Fabrication and characterization of ZnO/Se1-xTex solar cells

Jiajia Zheng; Liuchong Fu; Yuming He; Kanghua Li; Yue Lu; Jiayou Xue; Yuxuan Liu; Chong Dong; Chao Chen; Jiang Tang

doi:10.1007/s12200-022-00040-5

Fabrication and characterization of ZnO/Se_1-xTe_x solar cells

Front Optoelectron. 2022 Sep 8;15(1):36. doi: 10.1007/s12200-022-00040-5.

Authors

Jiajia Zheng^{1

2}, Liuchong Fu¹, Yuming He¹, Kanghua Li¹, Yue Lu^{1

2}, Jiayou Xue^{1

2}, Yuxuan Liu¹, Chong Dong¹, Chao Chen³, Jiang Tang^{1

2}

Affiliations

¹ Wuhan National Laboratory for Optoelectronics (WNLO) and School of Optical and Electronic Information, Huazhong University of Science and Technology, Wuhan, 430074, China.
² China-EU Institute for Clean and Renewable Energy (ICARE), Huazhong University of Science and Technology, Wuhan, 430074, China.
³ Wuhan National Laboratory for Optoelectronics (WNLO) and School of Optical and Electronic Information, Huazhong University of Science and Technology, Wuhan, 430074, China. cchen@mail.hust.edu.cn.

Abstract

Selenium (Se) element is a promising light-harvesting material for solar cells because of the large absorption coefficient and prominent photoconductivity. However, the efficiency of Se solar cells has been stagnated for a long time owing to the suboptimal bandgap (> 1.8 eV) and the lack of a proper electron transport layer. In this work, we tune the bandgap of the absorber to the optimal value of Shockley-Queisser limit (1.36 eV) by alloying 30% Te with 70% Se.
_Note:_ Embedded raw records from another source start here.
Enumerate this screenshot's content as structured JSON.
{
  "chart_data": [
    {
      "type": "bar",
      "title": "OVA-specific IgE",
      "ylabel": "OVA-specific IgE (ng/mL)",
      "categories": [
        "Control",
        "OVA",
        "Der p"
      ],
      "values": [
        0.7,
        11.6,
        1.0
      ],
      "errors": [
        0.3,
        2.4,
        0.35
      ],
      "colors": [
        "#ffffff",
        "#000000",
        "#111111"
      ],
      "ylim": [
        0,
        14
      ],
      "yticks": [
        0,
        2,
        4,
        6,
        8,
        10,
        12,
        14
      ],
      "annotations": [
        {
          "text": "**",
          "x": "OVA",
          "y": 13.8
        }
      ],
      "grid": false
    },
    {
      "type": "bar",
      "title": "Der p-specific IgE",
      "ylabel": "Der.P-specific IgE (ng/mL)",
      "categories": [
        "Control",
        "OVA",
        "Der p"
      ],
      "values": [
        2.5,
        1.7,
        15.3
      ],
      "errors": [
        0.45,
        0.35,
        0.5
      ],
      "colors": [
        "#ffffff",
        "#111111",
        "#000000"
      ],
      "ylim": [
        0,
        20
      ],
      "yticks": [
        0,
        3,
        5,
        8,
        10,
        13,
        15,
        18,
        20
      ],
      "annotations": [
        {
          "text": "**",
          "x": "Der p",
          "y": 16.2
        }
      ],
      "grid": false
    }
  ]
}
Simultaneously, ZnO electron transport layer is selected because of the proper band alignment, and the mild reaction at ZnO/Se_0.7Te_0.3 interface guarantees a good-quality heterojunction. Finally, a superior efficiency of 1.85% is achieved on ZnO/Se_0.7Te_0.3 solar cells.

Keywords: Recombination mechanism; Se1−xTex alloy; Solar cells; ZnO electron transport layer.